Vous avez des mots durs pour décrire votre parcours, comme si l’ascension dans le monde bourgeois ne pouvait se faire qu’en rupture violente avec vos origines. Est-ce lié à l’acceptation de votre homosexualité, si taboue dans votre famille ?

D.E. Oui, bien sûr. Mon père était d’une homophobie agressive. Quand il voyait Jean Marais à la télé, il éructait : « C’est une tapette. » Je savais donc qu’il y avait une catégorie de gens qui étaient stigmatisés à cause de leur sexualité. Et peu à peu, je suis venu habiter cette identité stigmatisée, et notamment stigmatisée par mon père et tout le milieu dans lequel je vivais. Parce que j’étais différent d’eux, et que les mots qui désignaient cette différence constituaient l’insulte suprême, il me fallait m’éloigner d’eux. Mon adhésion au système scolaire et à la culture s’explique sans doute par cette nécessité pour moi de m’inventer autrement que ce à quoi j’étais socialement destiné.

Chez vous, le monde était partagé entre ceux qui sont « contre » et ceux qui sont « pour » l’ouvrier...

D.E. C’était toute la perception de la vie politique et sociale qui s’exprimait dans de tels propos. Cela voulait dire : tel responsable politique se préoccupe de ce que nous sommes, tel autre non. Et ce critère me semble avoir joué un grand rôle dans la désaffection des classes populaires à l’égard de la gauche officielle et notamment socialiste et dans la montée du Front national.
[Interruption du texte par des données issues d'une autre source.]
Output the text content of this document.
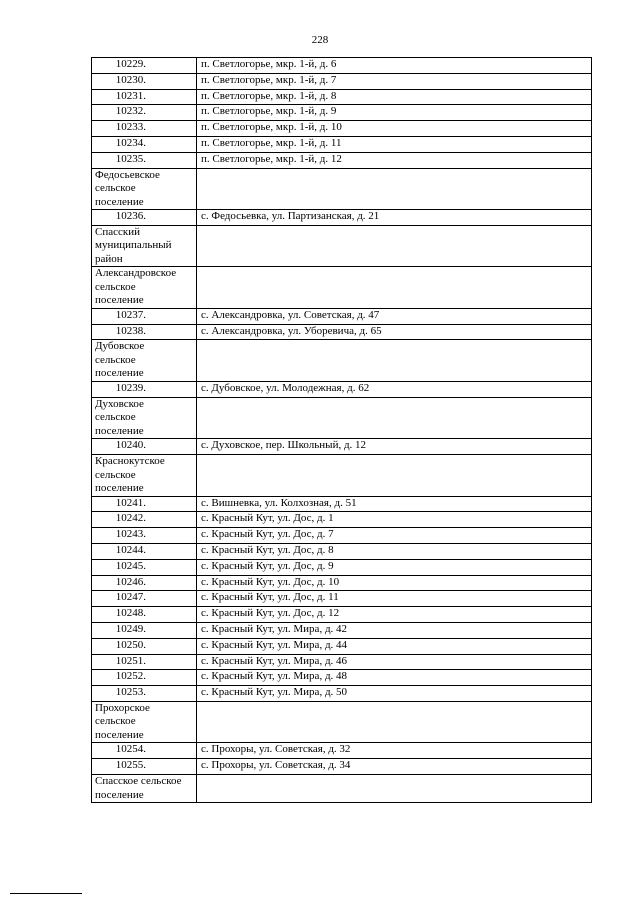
228
10229.	п. Светлогорье, мкр. 1-й, д. 6
10230.	п. Светлогорье, мкр. 1-й, д. 7
10231.	п. Светлогорье, мкр. 1-й, д. 8
10232.	п. Светлогорье, мкр. 1-й, д. 9
10233.	п. Светлогорье, мкр. 1-й, д. 10
10234.	п. Светлогорье, мкр. 1-й, д. 11
10235.	п. Светлогорье, мкр. 1-й, д. 12

Федосьевское
сельское
поселение	

10236.	с. Федосьевка, ул. Партизанская, д. 21

Спасский
муниципальный
район	

Александровское
сельское
поселение	

10237.	с. Александровка, ул. Советская, д. 47
10238.	с. Александровка, ул. Уборевича, д. 65

Дубовское
сельское
поселение	

10239.	с. Дубовское, ул. Молодежная, д. 62

Духовское
сельское
поселение	

10240.	с. Духовское, пер. Школьный, д. 12

Краснокутское
сельское
поселение	

10241.	с. Вишневка, ул. Колхозная, д. 51
10242.	с. Красный Кут, ул. Дос, д. 1
10243.	с. Красный Кут, ул. Дос, д. 7
10244.	с. Красный Кут, ул. Дос, д. 8
10245.	с. Красный Кут, ул. Дос, д. 9
10246.	с. Красный Кут, ул. Дос, д. 10
10247.	с. Красный Кут, ул. Дос, д. 11
10248.	с. Красный Кут, ул. Дос, д. 12
10249.	с. Красный Кут, ул. Мира, д. 42
10250.	с. Красный Кут, ул. Мира, д. 44
10251.	с. Красный Кут, ул. Мира, д. 46
10252.	с. Красный Кут, ул. Мира, д. 48
10253.	с. Красный Кут, ул. Мира, д. 50

Прохорское
сельское
поселение	

10254.	с. Прохоры, ул. Советская, д. 32
10255.	с. Прохоры, ул. Советская, д. 34

Спасское сельское
поселение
Si ma famille qui votait communiste s’est mise à voter Front national, c’est parce que ce parti d’extrême droite a réussi à donner aux classes populaires le sentiment qu’il était le seul à se préoccuper de leur sort. C’est pourquoi je m’interroge sur le rôle des partis et du vote dans le rapport des classes populaires à la politique.

Vous racontez aussi comment vous vous êtes senti exclu du marxisme, qui laissait de côté notamment la subjectivation sexuelle ou raciale. Vous deviez vivre « une vie divisée ». C’est-à-dire ?

D.E. Pendant mon adolescence, j’ai milité dans une organisation trotskiste. Mais, en découvrant en même temps mon homosexualité, j’ai très vite éprouvé au plus profond de moi-même que l’adhésion à la théorie marxiste m’imposait de laisser de côté tout un domaine de ma vie, qui ne relevait pas du registre de ce qui était considéré comme politique. Par conséquent, il y avait d’un côté ce que j’étais politiquement et, de l’autre, la manière dont se constituait peu à peu ma vie « privée », que je dissimulais à tout le monde, et notamment à ceux avec qui je militais. Et donc la politisation des questions sexuelles passe : en tout cas a passé pour moi : par une mise à distance du marxisme qui ne considérait comme politique que ce qui relevait de la domination de classe. Or, il y a d’autres dominations et c’est pourquoi les mouvements culturels se sont en grande partie construits sur la quasi-disparition du marxisme. Mais contre ceux qui voudraient revenir aujourd’hui au marxisme, et qui reprochent aux mouvements culturels ou sexuels d’avoir détourné l’attention des « vraies » luttes, je plaide au contraire pour qu’on construise des théories qui permettent de penser la pluralité des structures de domination, et leur imbrication.

Vous prenez prétexte de votre histoire pour interroger les errements et les erreurs de la gauche et réfléchir à sa capacité à se refonder...

D.E.** Mon livre peut aussi se lire comme une évocation de l’histoire de la gauche au cours des quarante dernières années. Disons que c’est l’un des éléments du décor dans lequel se déroule ce récit. C’est aussi une réflexion sur ce qu’a été et ce que pourrait être la pensée de gauche. La gauche ne peut vivre et se renouveler qu’en s’adossant en permanence aux mouvements de résistance à toutes les formes de l’oppression : une grève ouvrière et une manifestation pour le droit des personnes transgenres sont aussi importantes l’une que l’autre. Propos recueillis par **E.C

* Didier Eribon est professeur à l’université d’Amiens, auteur notamment de Réflexions sur la question gay (éd. Fayard) et D’une révolution conservatrice et de ses effets sur la gauche française (éd. Léo Scheer).